The key word here is moderation. Even healthy fats are calorie-dense and can slow stomach emptying if you eat too much at once. Drizzling olive oil on a salad is different from drenching bread in it. A quarter of an avocado on toast works better than a whole one piled high with toppings.
What to Drink
Beverages deserve as much attention as food. Coffee, alcohol, carbonated drinks, and citrus juices are common triggers. Fortunately, several drinks are gentle on the stomach and may even help.
Ginger tea is a strong option. Gingerol, the active compound in ginger root, encourages food to move through your digestive system more efficiently so it doesn’t linger in the stomach. Slice fresh ginger, steep it in boiling water for five to ten minutes, and drink it before meals. Chamomile tea is another good choice, especially before bed, since it has calming properties that can help reduce stress (itself a GERD trigger) and ease nighttime symptoms.

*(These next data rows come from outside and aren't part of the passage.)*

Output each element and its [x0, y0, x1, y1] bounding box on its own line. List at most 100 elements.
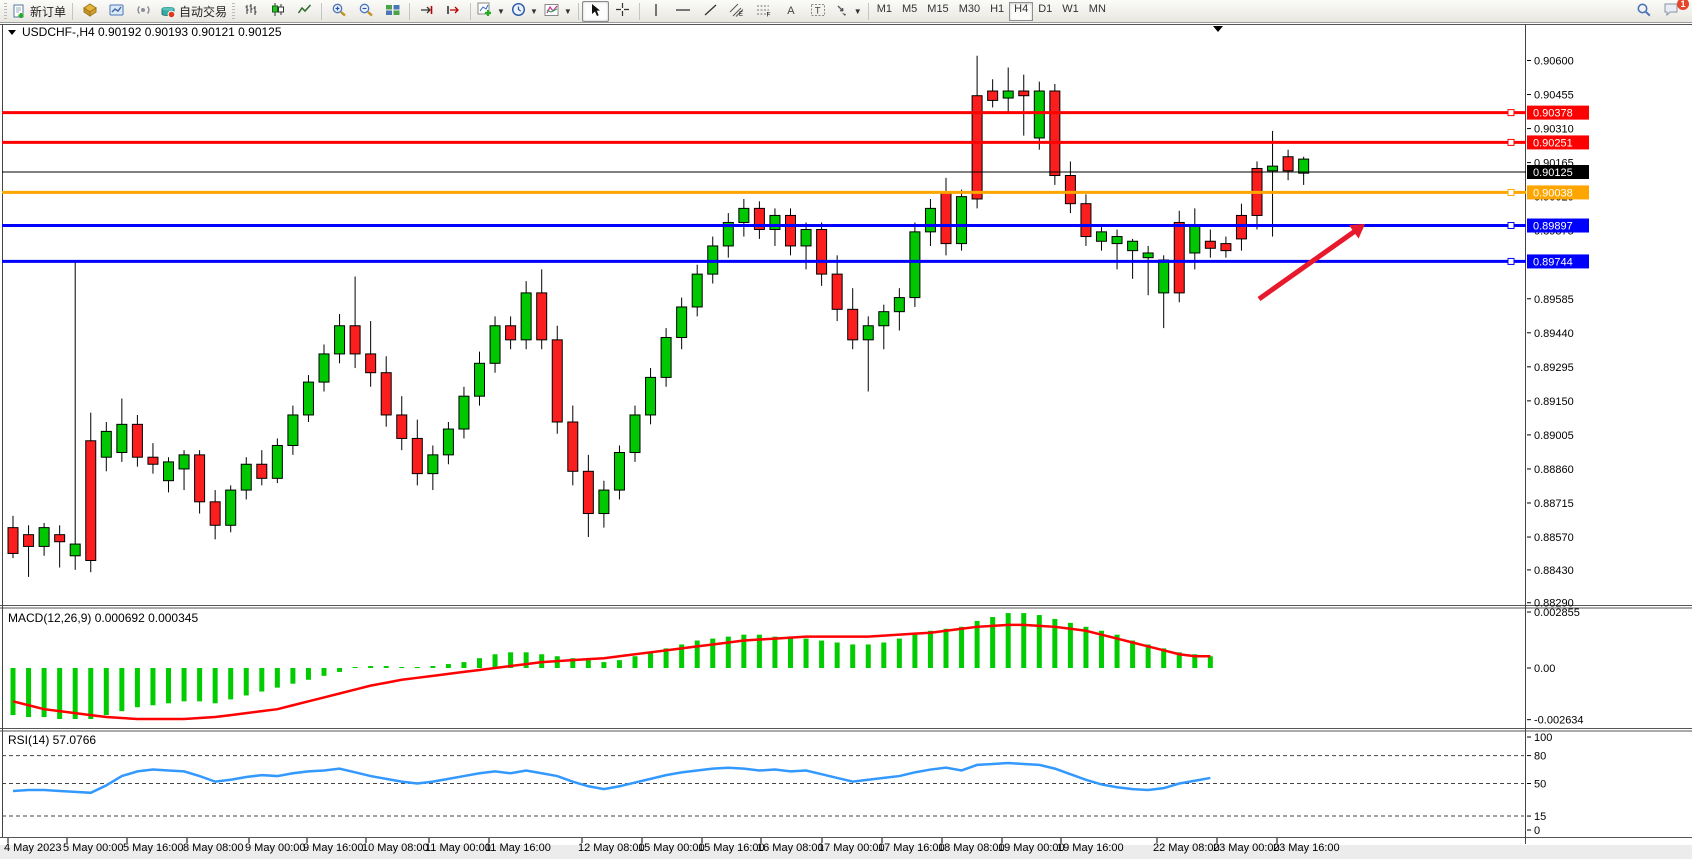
line-handle[interactable]: [1508, 223, 1514, 229]
bear-candle: [1019, 91, 1029, 96]
search-button[interactable]: [1630, 1, 1657, 22]
date-axis-label: 18 May 08:00: [938, 842, 1005, 854]
bull-candle: [1003, 91, 1013, 98]
macd-axis-tick: 0.00: [1534, 663, 1555, 675]
timeframe-button-m30[interactable]: M30: [954, 2, 985, 21]
timeframe-button-m1[interactable]: M1: [872, 2, 897, 21]
text-label-button[interactable]: T: [805, 1, 832, 22]
svg-text:F: F: [767, 11, 771, 17]
auto-trading-label: 自动交易: [179, 3, 227, 20]
bear-candle: [786, 215, 796, 246]
cursor-icon: [589, 3, 602, 20]
bull-candle: [739, 208, 749, 222]
market-watch-button[interactable]: [76, 1, 103, 22]
tile-windows-button[interactable]: [379, 1, 406, 22]
candlestick-chart-button[interactable]: [264, 1, 291, 22]
horizontal-line-button[interactable]: [670, 1, 697, 22]
rsi-axis-tick: 0: [1534, 825, 1540, 837]
timeframe-button-mn[interactable]: MN: [1084, 2, 1111, 21]
chart-shift-button[interactable]: [440, 1, 467, 22]
timeframe-button-w1[interactable]: W1: [1057, 2, 1084, 21]
bull-candle: [117, 424, 127, 452]
data-window-button[interactable]: [103, 1, 130, 22]
auto-trading-button[interactable]: 自动交易: [157, 1, 230, 22]
date-axis-label: 9 May 16:00: [303, 842, 364, 854]
bull-candle: [335, 326, 345, 354]
macd-axis-tick: -0.002634: [1534, 715, 1584, 727]
date-axis-label: 19 May 16:00: [1057, 842, 1124, 854]
rsi-axis-tick: 15: [1534, 811, 1546, 823]
bear-candle: [537, 293, 547, 340]
macd-label: MACD(12,26,9) 0.000692 0.000345: [8, 611, 198, 625]
bull-candle: [801, 230, 811, 246]
bear-candle: [1174, 222, 1184, 292]
price-axis-tick: 0.89585: [1534, 294, 1574, 306]
bull-candle: [661, 337, 671, 377]
timeframe-button-d1[interactable]: D1: [1033, 2, 1057, 21]
line-handle[interactable]: [1508, 110, 1514, 116]
line-chart-button[interactable]: [291, 1, 318, 22]
bull-candle: [39, 528, 49, 547]
toolbar-grip: [4, 3, 7, 19]
auto-scroll-button[interactable]: [413, 1, 440, 22]
bull-candle: [1190, 225, 1200, 253]
bull-candle: [692, 274, 702, 307]
bull-candle: [475, 363, 485, 396]
date-axis-label: 11 May 00:00: [425, 842, 491, 854]
bull-candle: [1112, 237, 1122, 244]
crosshair-button[interactable]: [609, 1, 636, 22]
bull-candle: [957, 197, 967, 244]
tile-windows-icon: [385, 3, 401, 20]
bear-candle: [1205, 241, 1215, 248]
timeframe-button-m5[interactable]: M5: [897, 2, 922, 21]
zoom-out-button[interactable]: [352, 1, 379, 22]
bull-candle: [428, 455, 438, 474]
chart-shift-icon: [446, 3, 461, 20]
price-badge-label: 0.89897: [1533, 221, 1573, 233]
arrows-button[interactable]: ▼: [832, 1, 865, 22]
bull-candle: [863, 326, 873, 340]
bear-candle: [1065, 176, 1075, 204]
svg-text:T: T: [815, 5, 821, 16]
timeframe-button-h4[interactable]: H4: [1009, 2, 1033, 21]
bear-candle: [148, 457, 158, 464]
toolbar-grip: [232, 3, 235, 19]
indicators-button[interactable]: ▼: [474, 1, 508, 22]
equidistant-channel-button[interactable]: E: [724, 1, 751, 22]
signals-button[interactable]: [130, 1, 157, 22]
chevron-down-icon: ▼: [854, 7, 862, 16]
bull-candle: [1268, 166, 1278, 171]
price-axis-tick: 0.90600: [1534, 55, 1574, 67]
timeframe-button-h1[interactable]: H1: [985, 2, 1009, 21]
chart-canvas[interactable]: 0.906000.904550.903100.901650.900200.898…: [0, 0, 1692, 859]
vertical-line-button[interactable]: [643, 1, 670, 22]
periods-button[interactable]: ▼: [508, 1, 541, 22]
toolbar-separator: [470, 3, 471, 20]
text-button[interactable]: A: [778, 1, 805, 22]
bear-candle: [350, 326, 360, 354]
arrows-icon: [835, 3, 850, 20]
new-order-button[interactable]: 新订单: [9, 1, 69, 22]
date-axis-label: 5 May 00:00: [63, 842, 124, 854]
date-axis-label: 5 May 16:00: [123, 842, 184, 854]
cursor-button[interactable]: [582, 1, 609, 22]
date-axis-label: 15 May 16:00: [698, 842, 765, 854]
price-badge-label: 0.90251: [1533, 137, 1573, 149]
bar-chart-button[interactable]: [237, 1, 264, 22]
trendline-button[interactable]: [697, 1, 724, 22]
line-handle[interactable]: [1508, 258, 1514, 264]
bull-candle: [910, 232, 920, 298]
auto-trading-icon: [160, 4, 176, 19]
bear-candle: [381, 373, 391, 415]
line-handle[interactable]: [1508, 139, 1514, 145]
notifications-button[interactable]: 1: [1657, 1, 1684, 22]
line-handle[interactable]: [1508, 189, 1514, 195]
zoom-in-button[interactable]: [325, 1, 352, 22]
bull-candle: [770, 215, 780, 229]
bull-candle: [164, 462, 174, 481]
trading-terminal: 新订单 自动交易 ▼ ▼ ▼: [0, 0, 1692, 859]
fibonacci-button[interactable]: F: [751, 1, 778, 22]
toolbar-separator: [578, 3, 579, 20]
timeframe-button-m15[interactable]: M15: [922, 2, 953, 21]
templates-button[interactable]: ▼: [541, 1, 575, 22]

Plant-based milks like almond, soy, and oat milk are low in fat and easy on the stomach. Choose unsweetened, unflavored versions to avoid hidden triggers. Plain water remains the simplest and safest drink for GERD. Sipping it throughout the day helps dilute stomach acid and keeps digestion moving.
How You Eat Matters Too
Even the most reflux-friendly foods can cause problems if you eat too much at once. Large meals expand the stomach and physically prevent the valve from closing completely, letting acid splash up into the esophagus. Eating smaller portions every four to six hours works better than three large meals for most people with GERD. You don’t need to count calories obsessively, just stop eating before you feel completely full.

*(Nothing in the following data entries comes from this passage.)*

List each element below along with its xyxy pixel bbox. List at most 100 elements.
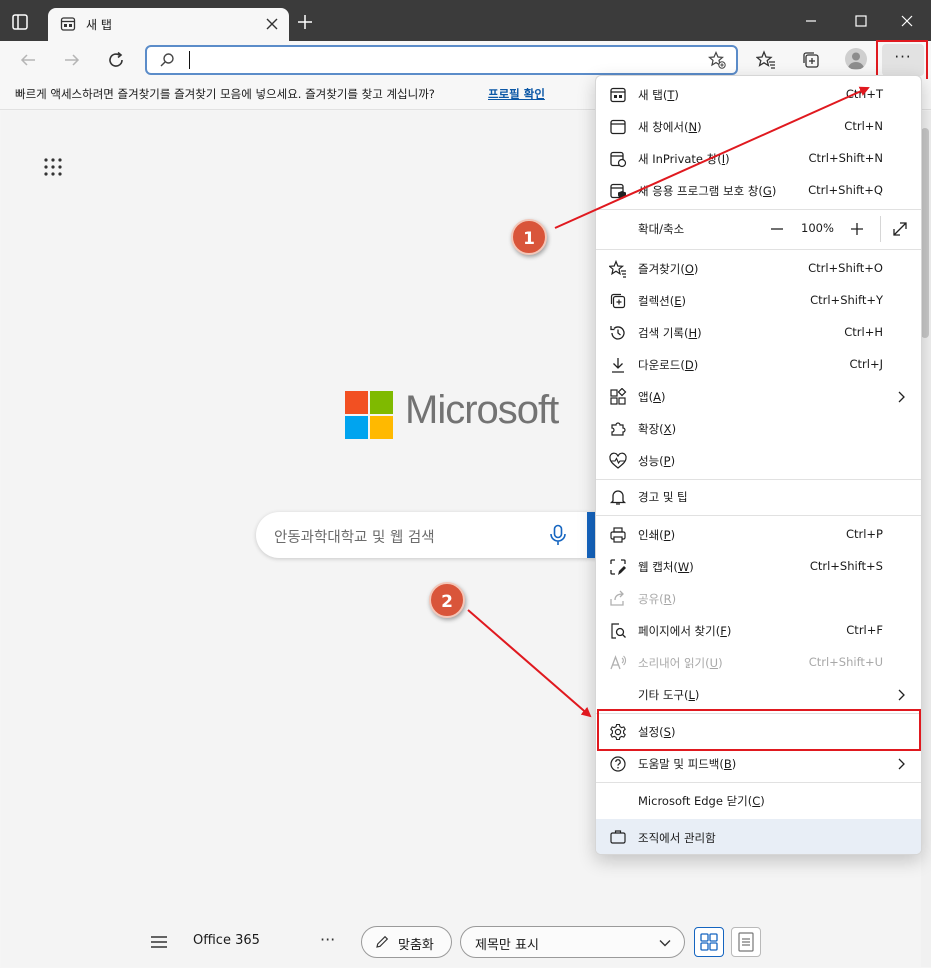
app-launcher-icon[interactable] <box>44 158 62 176</box>
menu-item-extensions[interactable]: 확장(X) <box>596 414 921 444</box>
office-365-label[interactable]: Office 365 <box>193 933 260 948</box>
menu-label: 새 응용 프로그램 보호 창 <box>638 184 759 198</box>
zoom-divider <box>880 216 881 242</box>
tab-actions-icon[interactable] <box>10 12 30 32</box>
close-tab-icon[interactable] <box>265 17 279 31</box>
menu-separator <box>596 515 921 516</box>
menu-separator <box>596 479 921 480</box>
performance-heart-icon <box>609 452 627 470</box>
maximize-icon[interactable] <box>850 10 872 32</box>
menu-item-downloads[interactable]: 다운로드(D) Ctrl+J <box>596 350 921 380</box>
tab-title: 새 탭 <box>86 18 112 32</box>
menu-item-collections[interactable]: 컬렉션(E) Ctrl+Shift+Y <box>596 286 921 316</box>
step-badge-1: 1 <box>511 219 547 255</box>
menu-item-new-inprivate[interactable]: 새 InPrivate 창(I) Ctrl+Shift+N <box>596 144 921 174</box>
menu-label: 공유 <box>638 592 660 606</box>
menu-item-close-edge[interactable]: Microsoft Edge 닫기(C) <box>596 786 921 816</box>
collections-icon[interactable] <box>801 50 821 70</box>
access-key: P <box>663 528 671 542</box>
menu-item-alerts[interactable]: 경고 및 팁 <box>596 482 921 512</box>
highlight-box-settings <box>597 709 921 751</box>
grid-view-button[interactable] <box>694 927 724 957</box>
menu-icon[interactable] <box>150 935 168 949</box>
manage-profile-link[interactable]: 프로필 확인 <box>488 86 545 102</box>
step-badge-2: 2 <box>429 582 465 618</box>
menu-separator <box>596 209 921 210</box>
pencil-icon <box>374 934 390 950</box>
access-key: A <box>653 390 661 404</box>
menu-label: 새 InPrivate 창 <box>638 152 718 166</box>
minimize-icon[interactable] <box>800 10 822 32</box>
menu-item-help-feedback[interactable]: 도움말 및 피드백(B) <box>596 749 921 779</box>
menu-label: 다운로드 <box>638 358 681 372</box>
more-options-icon[interactable]: ··· <box>320 930 335 949</box>
menu-label: 웹 캡처 <box>638 560 674 574</box>
menu-item-web-capture[interactable]: 웹 캡처(W) Ctrl+Shift+S <box>596 552 921 582</box>
menu-separator <box>596 249 921 250</box>
menu-item-performance[interactable]: 성능(P) <box>596 446 921 476</box>
address-bar[interactable] <box>145 45 738 75</box>
zoom-label: 확대/축소 <box>638 222 685 236</box>
access-key: X <box>663 422 672 436</box>
download-icon <box>609 356 627 374</box>
menu-item-print[interactable]: 인쇄(P) Ctrl+P <box>596 520 921 550</box>
layout-select[interactable]: 제목만 표시 <box>460 926 685 958</box>
menu-item-read-aloud: 소리내어 읽기(U) Ctrl+Shift+U <box>596 648 921 678</box>
forward-icon[interactable] <box>62 50 82 70</box>
menu-item-history[interactable]: 검색 기록(H) Ctrl+H <box>596 318 921 348</box>
zoom-in-icon[interactable] <box>846 218 868 240</box>
menu-item-new-window[interactable]: 새 창에서(N) Ctrl+N <box>596 112 921 142</box>
menu-item-more-tools[interactable]: 기타 도구(L) <box>596 680 921 710</box>
menu-item-app-guard[interactable]: 새 응용 프로그램 보호 창(G) Ctrl+Shift+Q <box>596 176 921 206</box>
access-key: D <box>684 358 694 372</box>
tab-new-tab[interactable]: 새 탭 <box>48 8 289 41</box>
menu-shortcut: Ctrl+H <box>844 325 883 339</box>
close-window-icon[interactable] <box>896 10 918 32</box>
menu-label: 검색 기록 <box>638 326 684 340</box>
menu-item-apps[interactable]: 앱(A) <box>596 382 921 412</box>
menu-label: 경고 및 팁 <box>638 490 688 504</box>
access-key: I <box>721 152 726 166</box>
read-aloud-icon <box>609 654 627 672</box>
profile-avatar[interactable] <box>845 48 867 70</box>
microphone-icon[interactable] <box>548 524 568 546</box>
menu-label: 성능 <box>638 454 660 468</box>
menu-shortcut: Ctrl+Shift+Q <box>808 183 883 197</box>
chevron-down-icon <box>658 936 672 950</box>
favorites-icon[interactable] <box>756 50 776 70</box>
microsoft-logo <box>345 391 393 439</box>
access-key: N <box>688 120 698 134</box>
microsoft-wordmark: Microsoft <box>405 388 559 432</box>
search-icon <box>159 52 175 68</box>
search-placeholder: 안동과학대학교 및 웹 검색 <box>274 530 435 546</box>
back-icon[interactable] <box>18 50 38 70</box>
add-favorite-icon[interactable] <box>708 51 726 69</box>
menu-item-share: 공유(R) <box>596 584 921 614</box>
tab-strip: 새 탭 <box>0 0 931 41</box>
web-search-box[interactable]: 안동과학대학교 및 웹 검색 <box>256 512 604 558</box>
refresh-icon[interactable] <box>106 50 126 70</box>
new-tab-icon <box>609 86 627 104</box>
menu-label: 도움말 및 피드백 <box>638 757 720 771</box>
menu-label: 소리내어 읽기 <box>638 656 706 670</box>
fullscreen-icon[interactable] <box>891 220 909 238</box>
managed-by-organization[interactable]: 조직에서 관리함 <box>596 819 921 854</box>
menu-label: 새 창에서 <box>638 120 684 134</box>
access-key: E <box>674 294 682 308</box>
menu-shortcut: Ctrl+T <box>845 87 883 101</box>
scrollbar-thumb[interactable] <box>921 128 929 338</box>
new-tab-button[interactable] <box>296 13 314 31</box>
access-key: F <box>720 624 727 638</box>
menu-item-new-tab[interactable]: 새 탭(T) Ctrl+T <box>596 80 921 110</box>
menu-item-favorites[interactable]: 즐겨찾기(O) Ctrl+Shift+O <box>596 254 921 284</box>
menu-item-find-on-page[interactable]: 페이지에서 찾기(F) Ctrl+F <box>596 616 921 646</box>
menu-label: 인쇄 <box>638 528 660 542</box>
customize-button[interactable]: 맞춤화 <box>361 926 452 958</box>
list-view-button[interactable] <box>731 927 761 957</box>
menu-label: 확장 <box>638 422 660 436</box>
web-capture-icon <box>609 558 627 576</box>
zoom-out-icon[interactable] <box>766 218 788 240</box>
access-key: B <box>723 757 732 771</box>
menu-label: Microsoft Edge 닫기 <box>638 794 748 808</box>
menu-shortcut: Ctrl+J <box>849 357 884 371</box>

Timing matters as well. Stop eating at least three hours before you lie down or go to bed. When you’re upright, gravity helps keep stomach contents where they belong. Lie down on a full stomach and you remove that advantage entirely. This single habit change, finishing dinner earlier or pushing bedtime snacks back, makes a noticeable difference for many people.
Foods and Drinks to Limit
Knowing what to eat is easier when you also know what to cut back on. The most common GERD triggers include:
- Fried and high-fat foods: french fries, buffalo wings, cream-based sauces
- Citrus fruits and juices: oranges, lemons, grapefruit
- Tomato-based foods: marinara sauce, salsa, ketchup
- Chocolate and peppermint: both can relax the esophageal valve
- Coffee, alcohol, and carbonated drinks: all increase acid production or relax the valve
- Spicy foods: hot peppers, chili powder, hot sauce
That said, triggers are personal. Some people with GERD eat tomatoes without issue, while others can’t tolerate even small amounts. Keeping a simple food diary for a few weeks, noting what you ate and whether symptoms followed, helps you identify your own pattern rather than unnecessarily eliminating foods you can actually handle.
Putting It All Together
A practical GERD-friendly day might look like this: oatmeal with sliced banana for breakfast, a grilled chicken salad with olive oil dressing for lunch, an apple or a handful of almonds as a mid-afternoon snack, and baked salmon with roasted sweet potatoes and green beans for dinner. Ginger tea between meals, water throughout the day, and nothing to eat for three hours before bed.
None of this requires specialty ingredients or complicated recipes. The core principles are simple: choose high-fiber whole foods, keep proteins lean and skip the fryer, swap saturated fats for plant-based ones, eat smaller amounts more frequently, and stop eating well before you lie down. Most people notice improvement within a couple of weeks of making these changes consistently.